Bitte, kommen Sie!» Ich zog den Kopf ein, wie ich es immer tat, obwohl die
Türen in diesem Teil der Stadt meist höher waren als meine
Einmeterfünfundneunzig. Die Diele war ein großes dunkles Hufeisen, wie geschaffen
zum Stromsparen und mit wenig Ozon. Die alte Dame fand mit der Sicherheit eines
Schlafwandlers eine Tür und öffnete sie weit. Helles Licht fiel heraus.

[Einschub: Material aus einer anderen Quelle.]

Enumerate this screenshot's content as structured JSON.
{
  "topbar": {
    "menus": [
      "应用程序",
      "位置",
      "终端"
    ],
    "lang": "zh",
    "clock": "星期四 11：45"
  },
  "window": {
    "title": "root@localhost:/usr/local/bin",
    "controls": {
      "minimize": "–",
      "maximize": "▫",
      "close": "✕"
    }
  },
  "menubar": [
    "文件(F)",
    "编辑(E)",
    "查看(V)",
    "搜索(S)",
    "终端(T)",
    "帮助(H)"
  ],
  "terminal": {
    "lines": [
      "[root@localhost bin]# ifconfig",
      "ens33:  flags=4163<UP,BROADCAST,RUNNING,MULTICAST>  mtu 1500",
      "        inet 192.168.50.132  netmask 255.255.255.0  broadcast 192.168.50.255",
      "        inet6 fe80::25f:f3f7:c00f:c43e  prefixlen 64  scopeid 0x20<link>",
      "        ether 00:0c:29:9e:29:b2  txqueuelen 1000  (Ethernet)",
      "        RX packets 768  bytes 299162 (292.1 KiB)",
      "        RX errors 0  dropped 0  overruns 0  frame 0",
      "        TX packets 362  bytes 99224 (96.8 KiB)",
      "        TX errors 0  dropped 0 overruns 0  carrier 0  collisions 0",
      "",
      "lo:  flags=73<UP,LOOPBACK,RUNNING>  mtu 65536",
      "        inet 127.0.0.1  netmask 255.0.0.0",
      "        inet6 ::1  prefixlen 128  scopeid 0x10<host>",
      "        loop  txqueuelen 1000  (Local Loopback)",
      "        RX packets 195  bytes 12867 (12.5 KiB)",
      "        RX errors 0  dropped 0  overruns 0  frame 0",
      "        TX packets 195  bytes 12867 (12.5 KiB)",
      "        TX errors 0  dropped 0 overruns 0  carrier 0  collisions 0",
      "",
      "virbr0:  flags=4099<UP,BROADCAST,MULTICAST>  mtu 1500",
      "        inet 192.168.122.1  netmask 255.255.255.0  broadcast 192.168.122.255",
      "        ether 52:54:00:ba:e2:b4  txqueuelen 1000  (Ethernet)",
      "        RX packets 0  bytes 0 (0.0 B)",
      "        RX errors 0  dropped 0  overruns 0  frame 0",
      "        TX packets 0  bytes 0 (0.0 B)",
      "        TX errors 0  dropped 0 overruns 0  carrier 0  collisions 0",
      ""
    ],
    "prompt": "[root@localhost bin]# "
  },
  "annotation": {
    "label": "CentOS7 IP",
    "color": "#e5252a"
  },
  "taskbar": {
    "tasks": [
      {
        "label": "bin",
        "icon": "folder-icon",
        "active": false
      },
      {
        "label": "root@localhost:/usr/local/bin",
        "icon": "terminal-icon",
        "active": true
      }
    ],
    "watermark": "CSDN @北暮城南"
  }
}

    Ich trat vorsichtig über die Schwelle
und sah mit blinzelnden Augen in den alten Kristallüster. Wir standen in einem
Salon, wie auf der Bühne im ersten Akt eines Gesellschaftsstückes. Matte,
massive Eichenmöbel in unserem furnierten Zeitalter, an der Decke
verschnörkelter Stuck, Englein .mit einer Art von Hakenkreuzen, eine nette
Mischung. Vor dem linken Fenster stand das obere Drittel von Goethe aus Stein
auf einem steinernen Sockel und sah mich aus Olympieraugen an. Die Wände
steckten hinter einer dunkelgrünen Bespannung, unterbrochen von Holzleisten.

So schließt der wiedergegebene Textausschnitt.